“…almost all labels were owned by one of five companies: BMG, EMI, Sony Music Entertainment, Universal Music Group, and Warner Music Group. A new emphasis on quarterly results discouraged label executives from nurturing new bands and focusing on long-term development.”The article is mostly about Nettwerk, a record label that leaves copyright to the actual artists, while it handles distribution in multiple formats (CD, iPoD, ringtones, P2P networks, YouTube, etc., along with promotion of concerts and radio play).No Suit Required. Terry McBride has a maverick approach to music management: Take care of the fans and the bands, and the business will take care of itself. by Jeff Howe, Wired, Sept 2006, p. 180
What’s this got to do with ISPs?
Well, there are local ISPs that do grass-roots distribution, there are tier 1 ISPs that do long-haul, and there are telco ISPs that try to do both while controling what gets distributed, including lobbying Congress to completely do away with net neutrality. The first two are vaguely like concert promoters and music publishers. Telco ISPs are roughly equivalent to old-style record labels. Not only in trying to control the content, but also in being more interested in selling plastic discs not music (record labels) or minutes or bytes (telcos) than in promoting new and better and more diverse content or in rewarding those who actually create the content.

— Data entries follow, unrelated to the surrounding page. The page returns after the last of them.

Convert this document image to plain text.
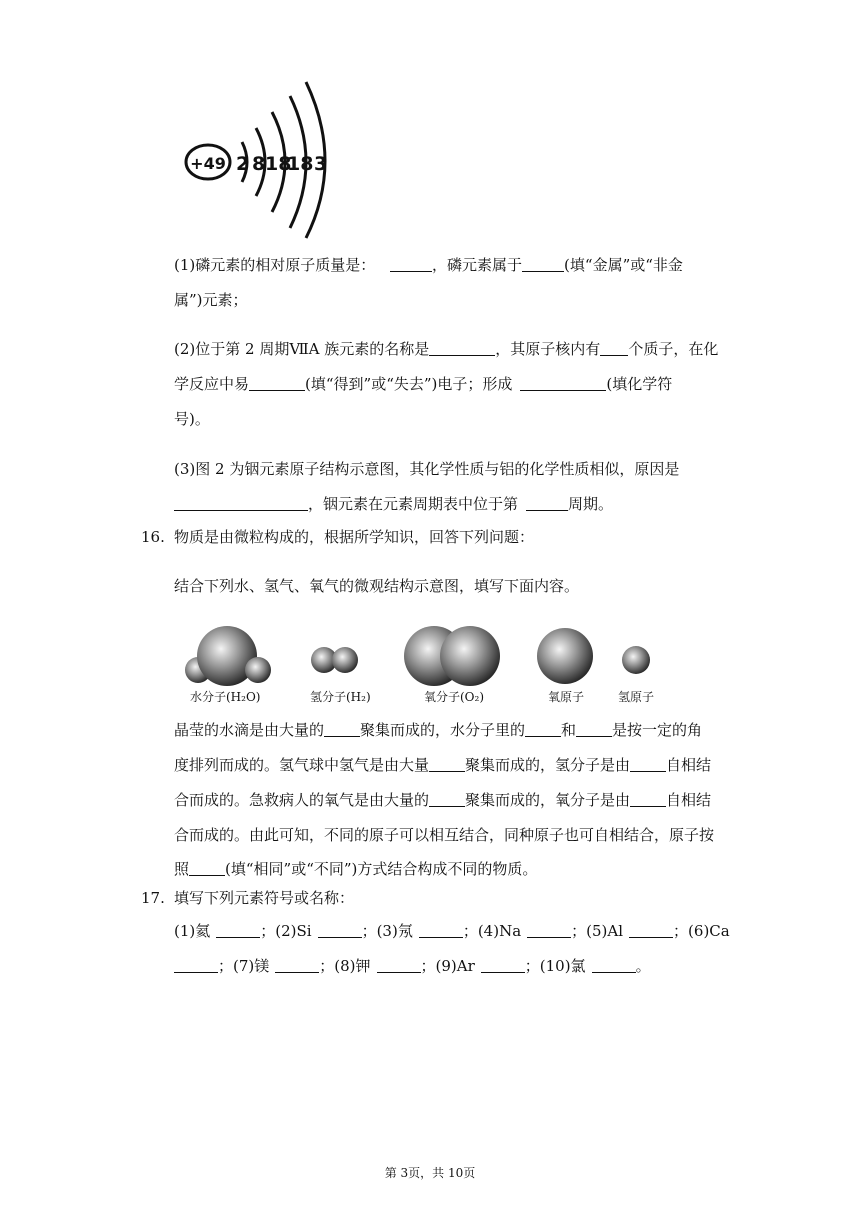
+49 2 8 18
18 3
(1)磷元素的相对原子质量是：	，磷元素属于	(填“金属”或“非金
属”)元素；
(2)位于第 2 周期ⅦA 族元素的名称是	，其原子核内有 个质子，在化
学反应中易	(填“得到”或“失去”)电子；形成	(填化学符
号)。
(3)图 2 为铟元素原子结构示意图，其化学性质与铝的化学性质相似，原因是
，铟元素在元素周期表中位于第	周期。
16. 物质是由微粒构成的，根据所学知识，回答下列问题：
结合下列水、氢气、氧气的微观结构示意图，填写下面内容。
水分子(H₂O)	氢分子(H₂)	氧分子(O₂)	氧原子	氢原子
晶莹的水滴是由大量的 聚集而成的，水分子里的 和 是按一定的角
度排列而成的。氢气球中氢气是由大量 聚集而成的，氢分子是由 自相结
合而成的。急救病人的氧气是由大量的 聚集而成的，氧分子是由 自相结
合而成的。由此可知，不同的原子可以相互结合，同种原子也可自相结合，原子按
照 (填“相同”或“不同”)方式结合构成不同的物质。
17. 填写下列元素符号或名称：
(1)氦	；(2)Si	；(3)氖	；(4)Na	；(5)Al	；(6)Ca
；(7)镁	；(8)钾	；(9)Ar	；(10)氯	。
第 3页，共 10页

Regarding how the traditional labels operate, the article continues:
Musicians generally make very little on the sale of their records. The costs of production, marketing, and promotion are charged against sales, and even if they go multiplatinum and cover those costs, their cut of any extra revenue is usually less than 10 percent. On top of this, the labels typically retain the copyrights to the recordings, which allows them to profit from the musicians’ catalogs indefinitely. “It’s as if you received a loan for a house,” says Ed Robertson, one of BNL’s lead vocalists, “But when you finish paying off that loan, the label says thank you and keeps the house.”And, funny thing, this model isn’t just bad for artists, it’s increasingly bad for business. Because the label makes most of its profits from recorded music, much of the money spent marketing an artist benefits third parties like concert promoters and music publishing companies. In addition, copyrights to a piece of music are usually divided between a label and a publisher, which collect royalties every time the work is recorded, performed, or played publicly. “What other business splits up its key assets and sells them to separate businesses that wind up in conflict with each other?” asks Duncan Reid, a venture capitalist who now helps run UK-based Ingenious Music.

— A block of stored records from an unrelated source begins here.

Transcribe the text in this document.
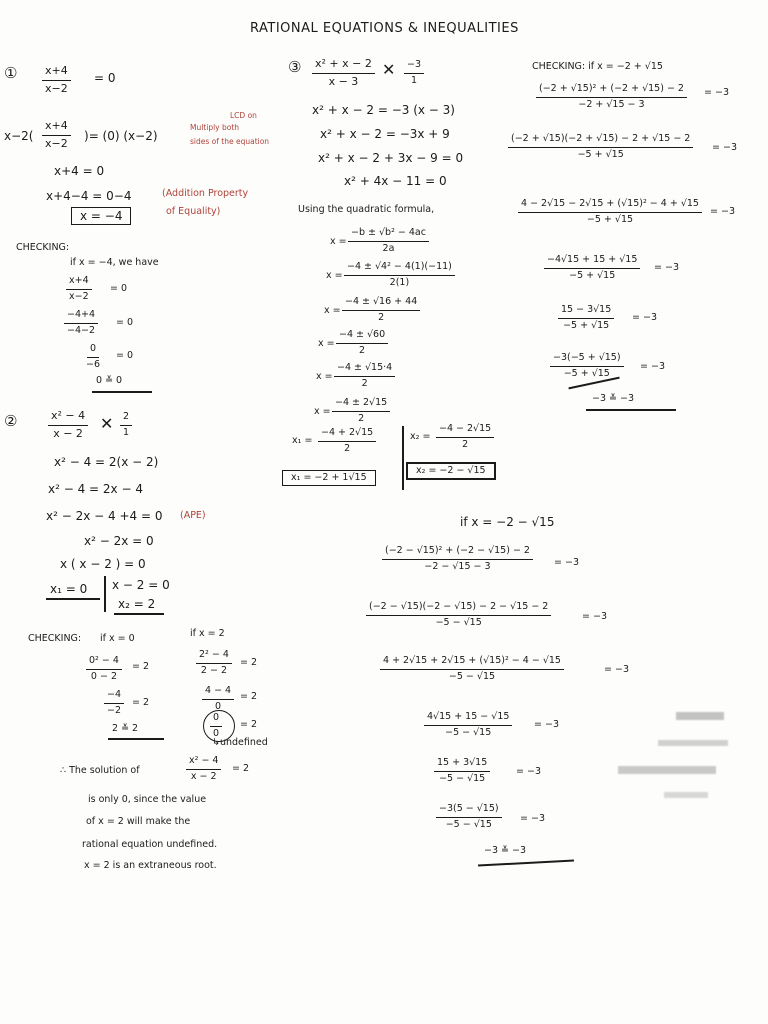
RATIONAL EQUATIONS & INEQUALITIES
① $\frac{x+4}{x-2} = 0$
$x-2( \frac{x+4}{x-2}$ )= (0) (x−2)
LCD on
Multiply both
sides of the equation
x+4 = 0
x+4−4 = 0−4	(Addition Property
of Equality)
x = −4
CHECKING:
if x = −4, we have
$\frac{x+4}{x-2} = 0$
$\frac{-4+4}{-4-2} = 0$
$\frac{0}{-6} = 0$
0 ≚ 0
②	$\frac{\text{x² − 4}}{x - 2}$ ✕ $\frac{2}{1}$
x² − 4 = 2(x − 2)
x² − 4 = 2x − 4
x² − 2x − 4 +4 = 0 (APE)
x² − 2x = 0
x ( x − 2 ) = 0
x₁ = 0 x − 2 = 0
x₂ = 2
CHECKING: if x = 0	if x = 2
$\frac{\text{0² − 4}}{0 - 2} = 2$
$\frac{-4}{-2} = 2$
2 ≚ 2
$\frac{\text{2² − 4}}{2 - 2} = 2$
$\frac{4 - 4}{0} = 2$
$\frac{0}{0} = 2$
↳undefined
∴ The solution of	$\frac{\text{x² − 4}}{x - 2} = 2$
is only 0, since the value
of x = 2 will make the
rational equation undefined.
x = 2 is an extraneous root.
③ $\frac{\text{x² + x − 2}}{x - 3}$ ✕ $\frac{-3}{1}$
x² + x − 2 = −3 (x − 3)
x² + x − 2 = −3x + 9
x² + x − 2 + 3x − 9 = 0
x² + 4x − 11 = 0
Using the quadratic formula,
$x = \frac{\text{−b ± √b² − 4ac}}{2a}$
$x = \frac{\text{−4 ± √4² − 4(1)(−11)}}{2(1)}$
$x = \frac{-4 \pm √16 + 44}{2}$
$x = \frac{-4 \pm √60}{2}$
$x = \frac{-4 \pm √15\cdot 4}{2}$
$x = \frac{-4 \pm 2√15}{2}$
$x_1 = \frac{-4 + 2√15}{2}$	$x_2 = \frac{-4 - 2√15}{2}$
x₁ = −2 + 1√15
x₂ = −2 − √15
CHECKING: if x = −2 + √15
$\frac{\text{(−2 + √15)² + (−2 + √15) − 2}}{-2 + √15 - 3} = -3$
$\frac{(-2 + √15)(-2 + √15) - 2 + √15 - 2}{-5 + √15} = -3$
$\frac{\text{4 − 2√15 − 2√15 + (√15)² − 4 + √15}}{-5 + √15} = -3$
$\frac{-4√15 + 15 + √15}{-5 + √15} = -3$
$\frac{15 - 3√15}{-5 + √15} = -3$
$\frac{-3(-5 + √15)}{-5 + √15} = -3$
−3 ≚ −3
if x = −2 − √15
$\frac{\text{(−2 − √15)² + (−2 − √15) − 2}}{-2 - √15 - 3} = -3$
$\frac{(-2 - √15)(-2 - √15) - 2 - √15 - 2}{-5 - √15}$	= −3
$\frac{\text{4 + 2√15 + 2√15 + (√15)² − 4 − √15}}{-5 - √15}$	= −3
$\frac{4√15 + 15 - √15}{-5 - √15} = -3$
$\frac{15 + 3√15}{-5 - √15}$	= −3
$\frac{-3(5 - √15)}{-5 - √15} = -3$
−3 ≚ −3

So what did the traditional labels do when they perceived online P2P networks as eating into their sales of plastic discs? They started suing their music lovers who were using P2P networks. Often these lawsuit recipients, ranging from underage teenagers to grandmothers, were the record companies’ own customers: many people listen to cuts online and then buy the CD.
What are the telcos doing now that they perceive they might not be able to reconstitute the old Frankenbell monopoly or at least a duopoly with the cable companies? Lobbying Congress to legislate the continued end of net neutrality. (They already got the FCC to abolish the old net neutrality requirements in August 2005.) This isn’t just bad for content providers and for free speech; it’s bad for the long-term competitiveness of the telco ISPs, since ISPs in Japan and Korea and elsewhere are thriving at customer broadband speeds 10 times faster than in the U.S., and are already starting to expand overseas.
What’s the last desperate act of a dying oligopoly? Sue the customers! Or try to legislate the monopoly! Either way, game the legal system instead of giving the customers what they want.
Nettwerk actually defended one of the targets of the RIAA lawsuits,
“The lawsuits are hurting my bands,” he says, “If you could monetize the peer-to-peer networks, everyone would make more money.”while giving music lovers new music in multiple forms at reasonable prices, letting musicians retain their own copyrights, handling concert promotion and music publishing rights along with the disc and online distribution rights, and making profits for both musicians ($5-$6 per CD instead of $1-$2) and Nettwerk at the same time, plus letting users remix and feed back into the loop. The big labels are starting to copy what Nettwerk and some other mavericks are doing; this is good for everyone, I think.
Which is better risk management for a company doing business on the Internet? An oligopoly of a handful of companies controling content and taking care of its own next-quarter profits? Or competitive net neutral long-haul and access provision providing what its customers need for their businesses?
What does the Internet need? Frankenbell resuscitated? Or new blood?
-jsq
PS: Frankenbell courtesy of a NANOG t-shirt of some years ago.